Une gardienne d’exception:

Voyez l’oeil attentif et protecteur qu’elle a lorsqu’elle visite les familles qu’elle aide ou lorsqu’elle s’occupe des enfants. Thuy, c’est la bonne fée du village. Rien n’est assez pour ses protégés, tant qu’ils le méritent. A une jeune fille qui lui demande de l’argent pour ses cours d’anglais, elle répond « oui, si tu lui dis (à moi présent avec elle) ne serait-ce qu’une phrase en anglais, car tu en fais depuis 3 ans ». Thuy s’efforce d’être juste et agit avec tact pour ne pas froisser les sensibilités et éviter les jalousies. Les personnes qui parrainent des enfants grâce à l’association « Les Sampaniers du Vietnam « sont priées de ne pas envoyer plus de deux colis par an : elle s’assure ainsi que les familles ne perdent pas leurs repères. Elle est toujours présente pour les nouvelles demandes. « Il suffit que je sois là pour qu’ils viennent me voir ». Partout où elle passe, des habitants accourent. Thuy est sans aucun doute la personne la plus demandée du village. C’est cela d’être une femme de coeur.
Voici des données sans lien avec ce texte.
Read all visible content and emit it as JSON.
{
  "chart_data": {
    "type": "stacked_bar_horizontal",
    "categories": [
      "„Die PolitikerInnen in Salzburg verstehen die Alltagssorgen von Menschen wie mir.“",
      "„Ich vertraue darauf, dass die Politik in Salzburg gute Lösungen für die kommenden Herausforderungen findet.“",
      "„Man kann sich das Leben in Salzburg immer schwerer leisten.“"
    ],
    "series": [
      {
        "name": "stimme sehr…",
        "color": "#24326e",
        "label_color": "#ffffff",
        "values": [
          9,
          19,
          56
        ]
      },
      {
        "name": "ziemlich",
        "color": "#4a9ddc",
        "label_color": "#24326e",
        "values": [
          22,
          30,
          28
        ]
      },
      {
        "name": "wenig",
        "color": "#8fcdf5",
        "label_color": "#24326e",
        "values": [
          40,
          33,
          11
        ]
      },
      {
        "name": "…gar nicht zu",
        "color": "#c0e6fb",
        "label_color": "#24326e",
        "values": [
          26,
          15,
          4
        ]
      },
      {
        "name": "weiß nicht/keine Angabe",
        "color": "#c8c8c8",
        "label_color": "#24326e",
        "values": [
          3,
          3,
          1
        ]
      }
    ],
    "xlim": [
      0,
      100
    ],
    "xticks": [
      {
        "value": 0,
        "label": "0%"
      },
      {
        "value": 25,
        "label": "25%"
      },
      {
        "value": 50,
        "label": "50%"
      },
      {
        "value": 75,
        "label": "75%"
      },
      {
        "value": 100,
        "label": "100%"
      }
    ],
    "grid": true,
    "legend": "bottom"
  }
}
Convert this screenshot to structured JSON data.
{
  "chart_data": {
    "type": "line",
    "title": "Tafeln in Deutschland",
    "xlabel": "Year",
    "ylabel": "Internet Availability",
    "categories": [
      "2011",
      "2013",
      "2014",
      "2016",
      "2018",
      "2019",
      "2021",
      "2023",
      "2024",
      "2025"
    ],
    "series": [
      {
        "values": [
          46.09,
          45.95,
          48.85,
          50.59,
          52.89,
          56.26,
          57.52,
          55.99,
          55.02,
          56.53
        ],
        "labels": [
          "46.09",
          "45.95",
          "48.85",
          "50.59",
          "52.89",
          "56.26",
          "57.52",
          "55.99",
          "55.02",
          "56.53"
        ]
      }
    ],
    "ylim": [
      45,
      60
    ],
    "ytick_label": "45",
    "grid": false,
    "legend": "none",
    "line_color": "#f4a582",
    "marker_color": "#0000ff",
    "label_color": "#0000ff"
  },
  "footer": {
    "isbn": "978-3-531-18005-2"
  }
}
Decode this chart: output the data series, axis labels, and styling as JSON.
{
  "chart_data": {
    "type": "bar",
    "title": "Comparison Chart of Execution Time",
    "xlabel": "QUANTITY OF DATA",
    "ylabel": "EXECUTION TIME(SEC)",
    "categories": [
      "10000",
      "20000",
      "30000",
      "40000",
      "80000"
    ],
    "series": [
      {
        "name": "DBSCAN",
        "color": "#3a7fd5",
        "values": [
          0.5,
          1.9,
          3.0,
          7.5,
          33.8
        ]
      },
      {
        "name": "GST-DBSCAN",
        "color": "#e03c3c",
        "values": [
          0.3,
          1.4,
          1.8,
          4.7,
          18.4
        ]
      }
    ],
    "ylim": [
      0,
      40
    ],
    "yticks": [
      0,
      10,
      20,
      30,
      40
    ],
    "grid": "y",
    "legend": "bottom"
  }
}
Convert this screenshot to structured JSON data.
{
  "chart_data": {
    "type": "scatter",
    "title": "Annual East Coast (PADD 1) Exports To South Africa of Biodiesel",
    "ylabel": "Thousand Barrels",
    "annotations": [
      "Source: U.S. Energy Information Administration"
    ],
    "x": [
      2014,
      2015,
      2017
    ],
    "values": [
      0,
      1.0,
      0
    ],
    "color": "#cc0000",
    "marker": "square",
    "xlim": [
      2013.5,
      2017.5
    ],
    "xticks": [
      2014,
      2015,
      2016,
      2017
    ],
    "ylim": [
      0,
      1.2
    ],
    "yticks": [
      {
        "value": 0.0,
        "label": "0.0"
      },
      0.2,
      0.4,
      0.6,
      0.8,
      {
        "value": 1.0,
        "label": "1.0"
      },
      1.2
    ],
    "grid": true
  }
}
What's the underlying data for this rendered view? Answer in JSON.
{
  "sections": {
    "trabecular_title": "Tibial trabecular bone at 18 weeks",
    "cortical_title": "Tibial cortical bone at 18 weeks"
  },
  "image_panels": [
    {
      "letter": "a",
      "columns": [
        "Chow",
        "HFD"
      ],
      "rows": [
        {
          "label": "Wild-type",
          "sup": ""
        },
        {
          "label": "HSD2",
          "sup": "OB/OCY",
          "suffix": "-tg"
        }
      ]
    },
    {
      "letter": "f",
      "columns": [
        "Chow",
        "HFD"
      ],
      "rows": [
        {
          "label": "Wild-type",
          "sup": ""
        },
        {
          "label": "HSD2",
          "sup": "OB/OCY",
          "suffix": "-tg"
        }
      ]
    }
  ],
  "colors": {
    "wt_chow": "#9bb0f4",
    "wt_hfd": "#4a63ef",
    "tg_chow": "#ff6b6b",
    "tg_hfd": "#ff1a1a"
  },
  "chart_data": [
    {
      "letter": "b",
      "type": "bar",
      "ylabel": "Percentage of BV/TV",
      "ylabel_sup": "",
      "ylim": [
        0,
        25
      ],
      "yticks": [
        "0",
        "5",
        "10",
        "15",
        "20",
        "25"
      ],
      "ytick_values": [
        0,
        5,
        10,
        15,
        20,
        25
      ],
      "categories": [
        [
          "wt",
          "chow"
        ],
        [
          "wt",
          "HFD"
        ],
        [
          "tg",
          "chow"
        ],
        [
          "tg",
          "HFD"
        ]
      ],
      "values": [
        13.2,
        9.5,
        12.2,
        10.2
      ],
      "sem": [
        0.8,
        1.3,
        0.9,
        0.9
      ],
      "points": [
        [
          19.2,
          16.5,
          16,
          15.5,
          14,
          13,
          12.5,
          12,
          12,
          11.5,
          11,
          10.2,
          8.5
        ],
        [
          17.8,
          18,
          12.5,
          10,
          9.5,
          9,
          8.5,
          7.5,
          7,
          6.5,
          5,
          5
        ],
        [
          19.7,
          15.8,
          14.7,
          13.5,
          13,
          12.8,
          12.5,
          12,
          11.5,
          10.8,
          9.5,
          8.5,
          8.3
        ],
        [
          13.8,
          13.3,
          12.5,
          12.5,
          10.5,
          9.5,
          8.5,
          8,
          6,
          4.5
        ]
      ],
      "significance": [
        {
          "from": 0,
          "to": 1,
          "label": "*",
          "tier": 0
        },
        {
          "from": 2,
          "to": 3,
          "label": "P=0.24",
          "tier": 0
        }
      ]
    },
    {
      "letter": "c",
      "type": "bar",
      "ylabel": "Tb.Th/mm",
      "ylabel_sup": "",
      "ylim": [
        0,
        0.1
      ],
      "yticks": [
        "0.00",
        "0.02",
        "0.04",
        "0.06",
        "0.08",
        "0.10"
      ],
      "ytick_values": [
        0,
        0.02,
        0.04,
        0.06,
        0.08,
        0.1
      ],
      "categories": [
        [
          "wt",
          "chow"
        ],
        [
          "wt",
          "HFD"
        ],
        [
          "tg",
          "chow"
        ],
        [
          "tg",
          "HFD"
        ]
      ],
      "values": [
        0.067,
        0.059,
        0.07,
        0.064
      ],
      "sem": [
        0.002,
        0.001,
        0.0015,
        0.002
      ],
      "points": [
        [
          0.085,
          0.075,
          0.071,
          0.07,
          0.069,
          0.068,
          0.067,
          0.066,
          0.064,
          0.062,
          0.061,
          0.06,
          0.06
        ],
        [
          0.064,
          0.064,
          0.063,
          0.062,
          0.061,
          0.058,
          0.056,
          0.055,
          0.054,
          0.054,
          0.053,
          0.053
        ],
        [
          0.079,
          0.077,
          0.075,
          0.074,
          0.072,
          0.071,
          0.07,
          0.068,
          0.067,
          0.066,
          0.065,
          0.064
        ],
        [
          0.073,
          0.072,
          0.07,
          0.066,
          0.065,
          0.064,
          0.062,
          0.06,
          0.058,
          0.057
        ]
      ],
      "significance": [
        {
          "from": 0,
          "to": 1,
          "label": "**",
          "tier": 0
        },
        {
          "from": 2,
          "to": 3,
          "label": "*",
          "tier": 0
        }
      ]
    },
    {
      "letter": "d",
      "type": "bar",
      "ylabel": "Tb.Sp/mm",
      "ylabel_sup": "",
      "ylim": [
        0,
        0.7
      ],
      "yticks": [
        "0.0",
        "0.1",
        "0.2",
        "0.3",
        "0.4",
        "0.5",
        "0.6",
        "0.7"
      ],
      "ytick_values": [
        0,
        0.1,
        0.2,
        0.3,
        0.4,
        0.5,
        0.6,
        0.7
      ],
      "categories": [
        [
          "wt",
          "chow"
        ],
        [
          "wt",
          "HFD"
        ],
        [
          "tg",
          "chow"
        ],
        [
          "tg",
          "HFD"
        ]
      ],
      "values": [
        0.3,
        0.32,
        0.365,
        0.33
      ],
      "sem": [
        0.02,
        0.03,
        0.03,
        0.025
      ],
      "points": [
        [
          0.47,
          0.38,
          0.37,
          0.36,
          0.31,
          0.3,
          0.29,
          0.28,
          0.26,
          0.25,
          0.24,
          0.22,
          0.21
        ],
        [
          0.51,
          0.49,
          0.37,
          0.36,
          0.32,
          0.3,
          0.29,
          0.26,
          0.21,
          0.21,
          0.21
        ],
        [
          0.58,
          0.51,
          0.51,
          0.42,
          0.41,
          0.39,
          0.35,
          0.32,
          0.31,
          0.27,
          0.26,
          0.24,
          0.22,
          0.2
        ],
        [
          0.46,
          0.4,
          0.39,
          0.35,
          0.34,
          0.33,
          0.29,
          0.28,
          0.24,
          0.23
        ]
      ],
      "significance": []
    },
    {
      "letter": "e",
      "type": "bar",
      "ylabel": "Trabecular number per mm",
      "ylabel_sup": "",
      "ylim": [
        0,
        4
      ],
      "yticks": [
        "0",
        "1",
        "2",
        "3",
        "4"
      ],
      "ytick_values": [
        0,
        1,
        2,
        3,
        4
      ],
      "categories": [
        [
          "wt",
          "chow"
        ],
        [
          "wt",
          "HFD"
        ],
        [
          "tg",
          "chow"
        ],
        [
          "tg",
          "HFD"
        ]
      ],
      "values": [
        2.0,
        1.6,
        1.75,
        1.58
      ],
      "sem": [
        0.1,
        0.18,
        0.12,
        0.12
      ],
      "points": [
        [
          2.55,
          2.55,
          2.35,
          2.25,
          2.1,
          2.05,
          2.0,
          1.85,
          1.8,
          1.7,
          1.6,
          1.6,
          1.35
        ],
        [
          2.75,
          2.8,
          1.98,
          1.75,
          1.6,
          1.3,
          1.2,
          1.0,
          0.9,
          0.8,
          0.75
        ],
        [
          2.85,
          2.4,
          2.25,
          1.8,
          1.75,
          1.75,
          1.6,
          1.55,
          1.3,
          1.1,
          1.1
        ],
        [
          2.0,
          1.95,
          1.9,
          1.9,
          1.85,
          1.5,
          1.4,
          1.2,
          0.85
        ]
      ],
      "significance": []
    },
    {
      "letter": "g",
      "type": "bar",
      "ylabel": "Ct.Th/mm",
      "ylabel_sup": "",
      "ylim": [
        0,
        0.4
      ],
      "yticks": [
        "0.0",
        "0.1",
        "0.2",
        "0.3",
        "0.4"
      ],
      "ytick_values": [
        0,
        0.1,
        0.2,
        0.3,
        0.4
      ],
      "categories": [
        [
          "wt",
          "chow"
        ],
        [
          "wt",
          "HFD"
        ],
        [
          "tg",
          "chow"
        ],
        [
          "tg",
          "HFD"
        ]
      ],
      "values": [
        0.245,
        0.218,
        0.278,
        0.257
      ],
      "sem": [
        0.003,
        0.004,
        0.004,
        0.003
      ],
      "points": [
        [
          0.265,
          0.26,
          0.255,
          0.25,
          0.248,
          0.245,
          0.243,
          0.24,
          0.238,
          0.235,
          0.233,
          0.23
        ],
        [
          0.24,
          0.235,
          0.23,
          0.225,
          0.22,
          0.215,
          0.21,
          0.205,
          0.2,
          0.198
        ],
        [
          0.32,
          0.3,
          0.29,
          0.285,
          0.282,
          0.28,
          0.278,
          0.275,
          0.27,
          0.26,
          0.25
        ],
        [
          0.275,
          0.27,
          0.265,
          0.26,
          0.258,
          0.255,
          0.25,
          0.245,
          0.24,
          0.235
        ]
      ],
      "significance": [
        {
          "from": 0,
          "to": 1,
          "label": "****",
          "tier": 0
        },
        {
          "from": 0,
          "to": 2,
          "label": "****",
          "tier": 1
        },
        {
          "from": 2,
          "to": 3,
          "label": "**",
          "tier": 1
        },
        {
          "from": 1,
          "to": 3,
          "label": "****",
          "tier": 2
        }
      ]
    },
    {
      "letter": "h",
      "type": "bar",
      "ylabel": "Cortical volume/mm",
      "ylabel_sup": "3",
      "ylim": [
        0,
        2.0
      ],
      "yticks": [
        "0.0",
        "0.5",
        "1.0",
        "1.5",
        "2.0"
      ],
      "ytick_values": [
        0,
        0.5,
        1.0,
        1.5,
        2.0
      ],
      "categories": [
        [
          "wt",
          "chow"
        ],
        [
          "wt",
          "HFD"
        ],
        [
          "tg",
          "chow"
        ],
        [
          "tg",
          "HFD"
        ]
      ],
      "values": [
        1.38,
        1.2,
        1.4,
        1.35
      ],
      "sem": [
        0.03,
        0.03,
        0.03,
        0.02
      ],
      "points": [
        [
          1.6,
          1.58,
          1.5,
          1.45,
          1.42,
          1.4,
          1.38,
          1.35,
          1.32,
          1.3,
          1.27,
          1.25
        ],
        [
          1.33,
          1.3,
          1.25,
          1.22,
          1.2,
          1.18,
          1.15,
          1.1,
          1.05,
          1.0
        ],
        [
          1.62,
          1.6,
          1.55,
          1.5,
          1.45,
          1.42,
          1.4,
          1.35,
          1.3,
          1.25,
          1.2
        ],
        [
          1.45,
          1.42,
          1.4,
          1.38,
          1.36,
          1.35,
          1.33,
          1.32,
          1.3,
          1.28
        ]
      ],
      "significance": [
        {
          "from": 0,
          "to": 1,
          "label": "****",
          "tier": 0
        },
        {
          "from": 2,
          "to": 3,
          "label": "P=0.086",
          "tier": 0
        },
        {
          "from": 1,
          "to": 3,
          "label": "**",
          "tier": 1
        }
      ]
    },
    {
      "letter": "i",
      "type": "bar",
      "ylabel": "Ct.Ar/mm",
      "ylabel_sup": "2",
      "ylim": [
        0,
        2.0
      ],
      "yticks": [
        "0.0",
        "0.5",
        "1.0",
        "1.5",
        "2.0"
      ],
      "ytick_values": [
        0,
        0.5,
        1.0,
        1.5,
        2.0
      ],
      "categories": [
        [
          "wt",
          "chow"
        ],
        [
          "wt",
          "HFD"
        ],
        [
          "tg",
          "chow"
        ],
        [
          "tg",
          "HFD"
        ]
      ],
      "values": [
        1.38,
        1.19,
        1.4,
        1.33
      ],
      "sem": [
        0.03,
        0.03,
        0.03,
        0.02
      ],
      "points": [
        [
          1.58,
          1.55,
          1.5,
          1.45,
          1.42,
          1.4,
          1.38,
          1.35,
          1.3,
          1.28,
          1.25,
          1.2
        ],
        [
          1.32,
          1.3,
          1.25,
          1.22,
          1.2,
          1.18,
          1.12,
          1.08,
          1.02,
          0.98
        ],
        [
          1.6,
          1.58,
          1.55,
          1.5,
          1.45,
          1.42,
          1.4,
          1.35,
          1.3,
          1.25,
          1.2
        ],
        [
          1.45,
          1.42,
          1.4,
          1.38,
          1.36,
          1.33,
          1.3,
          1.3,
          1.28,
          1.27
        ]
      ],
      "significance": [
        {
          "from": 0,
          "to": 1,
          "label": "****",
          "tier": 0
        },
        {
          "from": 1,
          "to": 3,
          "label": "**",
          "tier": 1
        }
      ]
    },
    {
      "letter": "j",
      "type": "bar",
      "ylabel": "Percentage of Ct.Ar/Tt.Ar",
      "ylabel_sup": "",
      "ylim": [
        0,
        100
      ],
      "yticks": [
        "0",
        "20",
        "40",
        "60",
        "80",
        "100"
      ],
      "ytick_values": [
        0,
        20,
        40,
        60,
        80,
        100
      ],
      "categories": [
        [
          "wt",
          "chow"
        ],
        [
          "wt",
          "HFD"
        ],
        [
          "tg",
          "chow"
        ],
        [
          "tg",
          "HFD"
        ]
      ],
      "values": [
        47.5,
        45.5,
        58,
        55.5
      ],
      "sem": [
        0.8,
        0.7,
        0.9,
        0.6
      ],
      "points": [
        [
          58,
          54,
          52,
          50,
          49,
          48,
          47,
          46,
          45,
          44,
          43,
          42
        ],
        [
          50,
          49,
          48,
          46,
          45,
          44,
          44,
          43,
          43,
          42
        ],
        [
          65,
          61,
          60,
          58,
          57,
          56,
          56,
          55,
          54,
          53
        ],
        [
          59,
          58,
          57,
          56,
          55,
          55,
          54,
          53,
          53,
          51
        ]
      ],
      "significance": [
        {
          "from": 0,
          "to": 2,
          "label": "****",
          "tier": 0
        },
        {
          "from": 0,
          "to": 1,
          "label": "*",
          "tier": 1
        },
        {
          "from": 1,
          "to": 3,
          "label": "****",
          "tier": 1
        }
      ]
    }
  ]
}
Un personnage charismatique:

Thuy ne serait ce qu’elle est sans de grandes vertus. Son honnêteté, son courage, sa générosité, sa justice sont autant d’atouts qu’elle porte en elle. Elle a de la prestance. Lorsqu’elle parle, tout le monde l’écoute. D’une voix affirmée, elle dit ce qu’elle doit, de la manière la plus appropriée, à qui doit l’entendre. Cela fait d’elle une femme de caractère, appréciée, respectée et crainte par moment et par tous : les enfants, les parents, les responsables du village… L’ouvrier n’a pas commencé les travaux comme il l’avait dit ? « Quand tu le verras, passe lui ton téléphone », dit-elle simplement à Jean. Des problèmes de discipline avec un enfant ? Thuy sait sévir. A l’inverse, elle sait récompenser lorsqu’il le faut. Aucune situation ne résiste à sa détermination. Elle fait preuve d’une grande intelligence dans tous ses projets et dans ses rapports aux autres. Sereine, elle sait prendre des décisions et trancher : ses arbitrages sont basés sur une autre grande qualité, son impartialité. Mais par-dessus tout, c’est sa joie de vivre et son humour permanents qui font d’elle une femme très agréable à vivre. Elle est la mère, la soeur, l’amie que beaucoup souhaiteraient avoir.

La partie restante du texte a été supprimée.